From our machine analogy, we can now say that the expression 1 + 2 has 2 input values, 1 and 2, and a ‘+’ operator that will add the two inputs and produce output, or 3. A more general term for operator (which is a math construct) is function. Also note that “output” is synonymous with “evaluated value.” In summary, most expressions contain one or more inputs and a function that consumes input and produces output.

We can change the inputs to produce different expressions:

7 + 11

1024 + 256

Now we have 3 different expressions, but they still share the same add function. Note that the output depends on the inputs; in other words, when we vary the input, the output also changes, even if the function stays the same.

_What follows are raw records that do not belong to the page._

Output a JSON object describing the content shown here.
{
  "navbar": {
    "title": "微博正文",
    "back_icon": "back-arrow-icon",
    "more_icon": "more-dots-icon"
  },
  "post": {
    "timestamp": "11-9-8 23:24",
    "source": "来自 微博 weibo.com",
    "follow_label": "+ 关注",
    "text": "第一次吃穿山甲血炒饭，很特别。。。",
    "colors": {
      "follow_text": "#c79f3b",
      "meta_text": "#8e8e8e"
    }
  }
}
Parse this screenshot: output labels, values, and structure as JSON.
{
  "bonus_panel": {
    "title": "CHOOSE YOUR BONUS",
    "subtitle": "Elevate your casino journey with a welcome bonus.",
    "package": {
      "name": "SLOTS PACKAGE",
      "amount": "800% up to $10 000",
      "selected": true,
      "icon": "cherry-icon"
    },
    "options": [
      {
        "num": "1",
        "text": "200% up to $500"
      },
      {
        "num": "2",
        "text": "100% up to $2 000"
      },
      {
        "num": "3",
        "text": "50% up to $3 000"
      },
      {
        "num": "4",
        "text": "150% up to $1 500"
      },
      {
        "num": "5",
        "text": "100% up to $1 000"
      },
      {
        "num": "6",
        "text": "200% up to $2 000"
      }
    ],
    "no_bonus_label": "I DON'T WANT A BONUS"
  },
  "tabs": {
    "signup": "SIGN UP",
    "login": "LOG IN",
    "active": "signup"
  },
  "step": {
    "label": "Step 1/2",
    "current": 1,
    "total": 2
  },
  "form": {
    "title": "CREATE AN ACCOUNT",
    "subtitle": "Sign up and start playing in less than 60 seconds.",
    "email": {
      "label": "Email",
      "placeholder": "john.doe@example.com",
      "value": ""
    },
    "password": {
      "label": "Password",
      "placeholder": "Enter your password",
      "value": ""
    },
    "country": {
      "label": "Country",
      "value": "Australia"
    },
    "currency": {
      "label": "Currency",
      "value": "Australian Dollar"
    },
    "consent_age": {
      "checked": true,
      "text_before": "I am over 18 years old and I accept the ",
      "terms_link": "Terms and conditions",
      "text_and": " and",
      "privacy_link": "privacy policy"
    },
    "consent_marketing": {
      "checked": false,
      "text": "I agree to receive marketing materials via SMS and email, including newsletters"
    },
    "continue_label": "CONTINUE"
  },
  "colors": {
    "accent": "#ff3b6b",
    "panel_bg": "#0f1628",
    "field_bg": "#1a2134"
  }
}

When the inputs were 1 and 2, the output (evaluated value) is 3. But when the inputs are 7 and 11, the output is 18.

Here is another example:

5 is greater than 8

The inputs are 5 and 8, the function is “greater” and the output is “false” because 5 is not greater than 8.

Let’s consider a non-mathematical example:

It will be cloudy in New York City tomorrow.

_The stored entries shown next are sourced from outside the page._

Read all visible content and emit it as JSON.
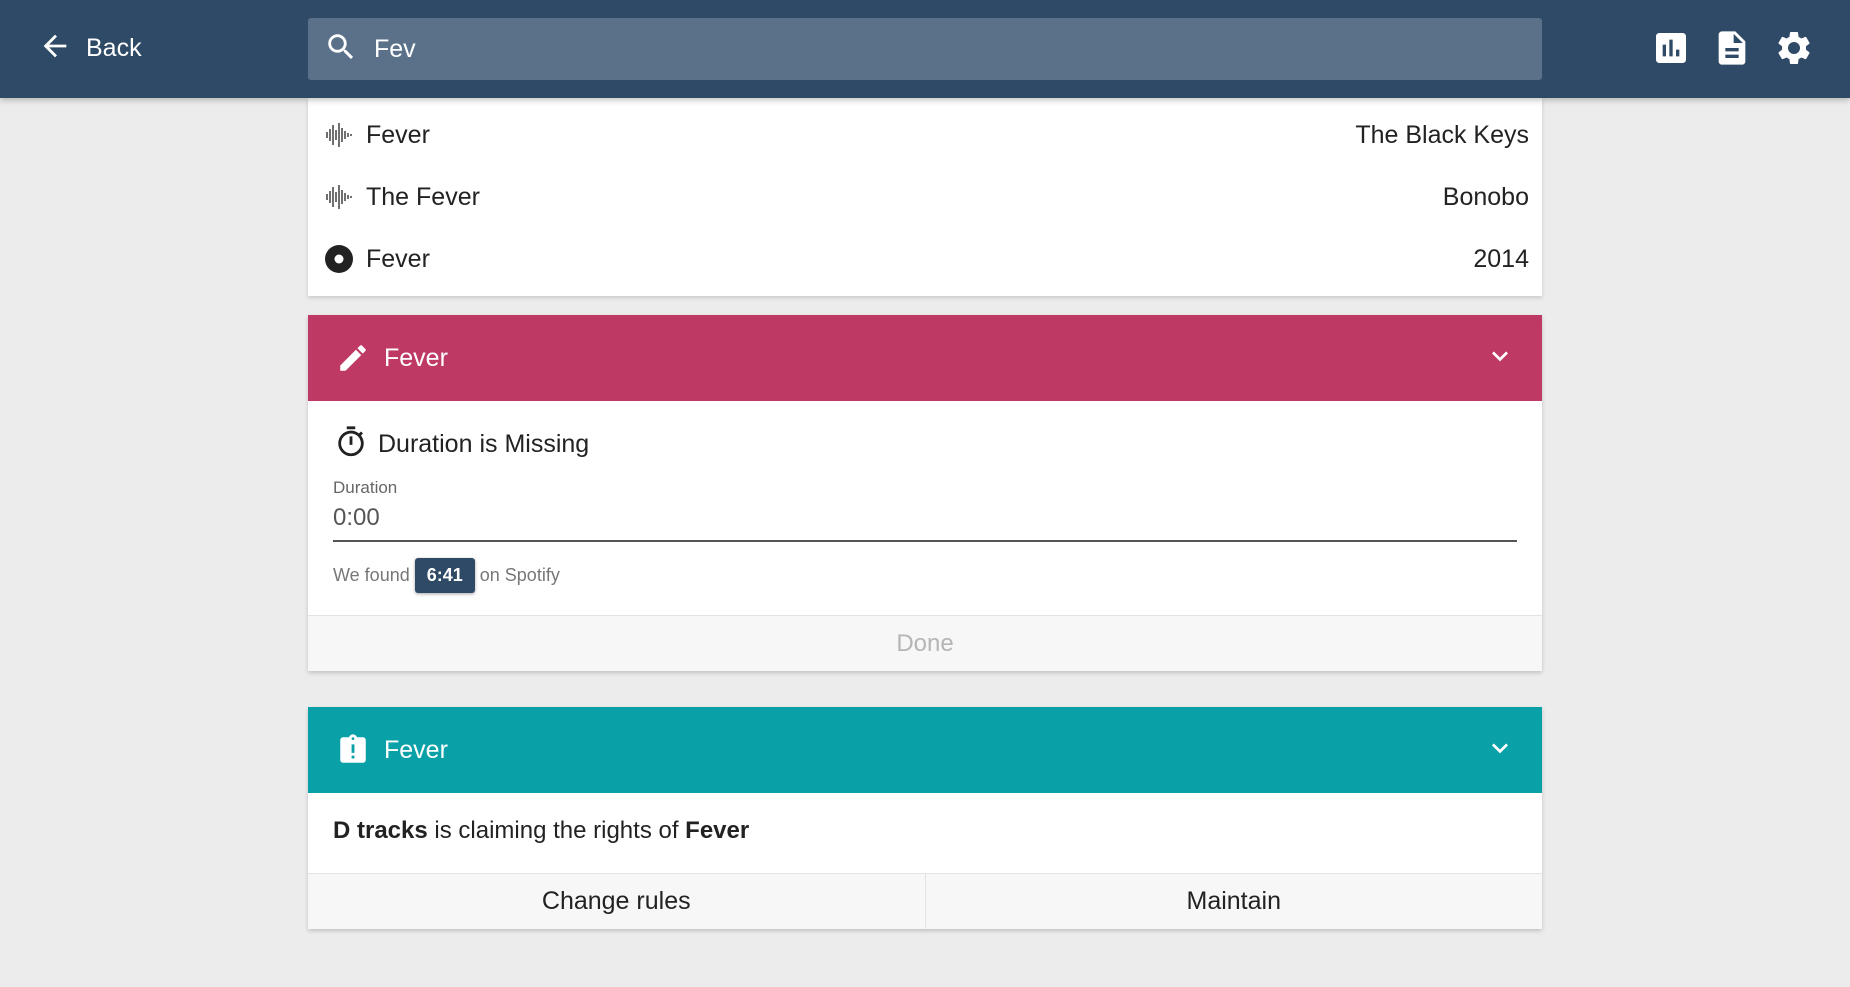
{
  "header": {
    "back_label": "Back",
    "search_value": "Fev",
    "actions": [
      "bar-chart-icon",
      "document-icon",
      "gear-icon"
    ]
  },
  "results": [
    {
      "icon": "waveform-icon",
      "title": "Fever",
      "meta": "The Black Keys"
    },
    {
      "icon": "waveform-icon",
      "title": "The Fever",
      "meta": "Bonobo"
    },
    {
      "icon": "album-icon",
      "title": "Fever",
      "meta": "2014"
    }
  ],
  "edit_card": {
    "color": "#be3a65",
    "title": "Fever",
    "issue": "Duration is Missing",
    "field_label": "Duration",
    "field_value": "0:00",
    "found_prefix": "We found",
    "found_value": "6:41",
    "found_suffix": "on Spotify",
    "done_label": "Done"
  },
  "rights_card": {
    "color": "#09a0a8",
    "title": "Fever",
    "claimant": "D tracks",
    "claim_text": " is claiming the rights of ",
    "claimed_title": "Fever",
    "change_label": "Change rules",
    "maintain_label": "Maintain"
  },
  "colors": {
    "topbar": "#2f4a66",
    "search_bg": "#5a7189",
    "background": "#ececec"
  }
}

There are many possible inputs for this expression, but for simplicity, let’s say there is just 1 input, "New York City." What is the function? Let’s try varying the input:

It will be cloudy in Dallas tomorrow.

It will be cloudy in Seattle tomorrow.

It appears that the function takes a location as input and determines whether it is cloudy at that location tomorrow. So the output may be true or false depending on the input.

Unlike the previous examples, we don't know the output of these expressions. In the real world, we frequently encounter expressions with unknown inputs and/or outputs. Such expressions can still be very useful. In fact, unknown, or variable, inputs are an essential part of properties.